Fantastic Beasts’ creature designers surely deserve at least 50 points in the Hogwarts house cup for magicking up some of the most marvellous monsters ever seen on the big screen. The Harry Potter films featured perfectly passable beasties, even if Rowling occasionally borrowed too much from Tolkien and ancient Greek mythology. But creatures like the kleptomaniac Niffler, disappearing Demiguise and majestic Thunderbird seem to have emerged from some uncharted, deeper level of digital Wonderland, so stupendously rendered are they. Moreover, there’s an urgency to the CGI-work in Fantastic Beasts that’s entirely suitable for a movie set in the adult wizarding world. Disapparating sequences now resemble almost instantaneous supercharged whirlwinds, while the “obscurial” released by Ezra Miller’s poor Credence Barebone is like a searing, teeming, chaotically evil black gas. It is cinematic defibrillation of the highest order: Rowling’s new tale might hail from perennial Potter director David Yates, but the boy wizard’s adventures were never this viscerally intense.

Demiguise.
From a deeper level of digital wonderland … the disappearing Demiguise. Photograph: Allstar/Warner Bros.

The wizarding world-building


So where do we go from here? Rowling says that, just as with the Potter books, she already knows the basic outline of her final chapter, who dies and who makes it all the way to the end credits. We also know that each of the five Fantastic Beasts movies will take place in a different major city, conjuring up the tantalising prospect of a huge expansion of the wizarding world into all corners of the globe.

What’s already certain is that this new magical saga already stands on its own feet. It may have started out as an accident, but Rowling’s latest creation is far more than just a clumsily manufactured Harry Potter prequel series, a cheap conjurer’s trick to keep the money rolling in. This is a fully fledged new franchise with its own uniquely pitched personality, written directly for the screen and working much better there than its novel-sourced predecessor ever did.

The adult cast probably helps. Daniel Radcliffe admits he still winces when he watches some of the Potter films, but none of the key Fantastic Beasts cast are ever likely to look back in dismay. Five movies, at this stage, looks easy peasy.

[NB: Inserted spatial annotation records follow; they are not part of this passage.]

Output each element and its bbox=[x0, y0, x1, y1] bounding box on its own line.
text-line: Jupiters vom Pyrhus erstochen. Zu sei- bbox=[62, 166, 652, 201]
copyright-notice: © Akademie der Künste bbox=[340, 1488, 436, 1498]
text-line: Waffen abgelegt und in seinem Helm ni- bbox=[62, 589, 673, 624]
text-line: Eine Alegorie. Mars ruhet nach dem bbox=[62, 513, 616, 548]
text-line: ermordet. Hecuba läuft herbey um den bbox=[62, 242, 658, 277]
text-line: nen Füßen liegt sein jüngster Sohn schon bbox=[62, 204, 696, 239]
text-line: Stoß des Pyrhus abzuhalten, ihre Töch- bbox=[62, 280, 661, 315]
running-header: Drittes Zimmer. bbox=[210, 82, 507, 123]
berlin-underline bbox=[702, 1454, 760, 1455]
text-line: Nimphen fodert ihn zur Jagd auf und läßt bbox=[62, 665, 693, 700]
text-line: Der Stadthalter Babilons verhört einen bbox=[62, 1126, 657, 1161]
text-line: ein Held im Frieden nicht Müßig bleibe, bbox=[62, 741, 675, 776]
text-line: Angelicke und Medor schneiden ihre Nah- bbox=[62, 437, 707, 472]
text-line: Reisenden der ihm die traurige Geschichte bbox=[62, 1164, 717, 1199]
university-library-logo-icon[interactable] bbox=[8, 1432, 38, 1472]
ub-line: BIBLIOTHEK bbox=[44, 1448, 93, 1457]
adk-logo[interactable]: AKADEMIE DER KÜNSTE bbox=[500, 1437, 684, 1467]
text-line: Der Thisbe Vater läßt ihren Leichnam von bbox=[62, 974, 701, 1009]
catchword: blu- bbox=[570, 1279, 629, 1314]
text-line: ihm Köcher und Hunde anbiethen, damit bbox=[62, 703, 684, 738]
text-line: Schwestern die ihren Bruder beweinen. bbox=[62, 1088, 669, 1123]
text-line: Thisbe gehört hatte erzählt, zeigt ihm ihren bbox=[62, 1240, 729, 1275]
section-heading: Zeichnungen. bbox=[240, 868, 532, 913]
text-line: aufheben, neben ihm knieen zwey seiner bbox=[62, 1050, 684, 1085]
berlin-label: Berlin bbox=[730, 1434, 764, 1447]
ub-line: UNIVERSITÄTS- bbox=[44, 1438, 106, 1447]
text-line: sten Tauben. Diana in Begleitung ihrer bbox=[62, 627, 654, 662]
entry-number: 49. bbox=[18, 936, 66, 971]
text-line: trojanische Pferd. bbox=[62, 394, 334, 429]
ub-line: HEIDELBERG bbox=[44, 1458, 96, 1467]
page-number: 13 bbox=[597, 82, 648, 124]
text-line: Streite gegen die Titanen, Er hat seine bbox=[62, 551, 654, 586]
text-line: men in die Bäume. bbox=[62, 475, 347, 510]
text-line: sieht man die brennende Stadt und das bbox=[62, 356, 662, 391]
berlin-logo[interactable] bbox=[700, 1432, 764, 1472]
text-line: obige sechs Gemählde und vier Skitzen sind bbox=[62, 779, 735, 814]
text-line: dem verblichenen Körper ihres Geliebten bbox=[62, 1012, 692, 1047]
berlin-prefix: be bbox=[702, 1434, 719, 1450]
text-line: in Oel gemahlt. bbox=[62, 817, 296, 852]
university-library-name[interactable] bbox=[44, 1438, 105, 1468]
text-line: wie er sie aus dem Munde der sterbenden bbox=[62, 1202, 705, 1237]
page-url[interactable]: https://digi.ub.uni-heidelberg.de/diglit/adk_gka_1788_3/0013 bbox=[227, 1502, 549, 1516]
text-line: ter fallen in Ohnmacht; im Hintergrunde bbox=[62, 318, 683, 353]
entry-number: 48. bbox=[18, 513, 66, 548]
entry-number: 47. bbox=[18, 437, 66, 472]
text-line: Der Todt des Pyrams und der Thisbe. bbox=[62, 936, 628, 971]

The revelation that Johnny Depp’s Grindelwald was lurking beneath Percival Graves’s skin


It may not be the best time in Depp’s life for him to play a villain, and some critics have mused that the late reveal could have been better handled. But presuming it was always Rowling’s plan to unveil Colin Farrell’s Graves as the dark wizard in disguise, how else could it have been done? There was an element of Scooby Doo-style “I would have got away with it if it hadn’t been for you pesky kids” to the big moment, but I thought a fittingly jowly Depp gave good sneering villain in his brief cameo. Will his escape from Macusa’s clutches spark Newt into rendezvousing with Tina and the New Yorkers once again in part two?

JK Rowling the multitalented


Some doubted Rowling’s credentials as a screenwriter when Fantastic Beasts was first announced. But the success of her debut film surely proves the author is well positioned to work her magic.

Hollywood will surely be beating a path to the writer’s door if Fantastic Beasts repeats the huge success of the Potter films at the box office, even if she will presumably be kept busy writing the next four instalments in the series. Rowling the film-maker is already a thing. Rowling the director? Stranger things have happened.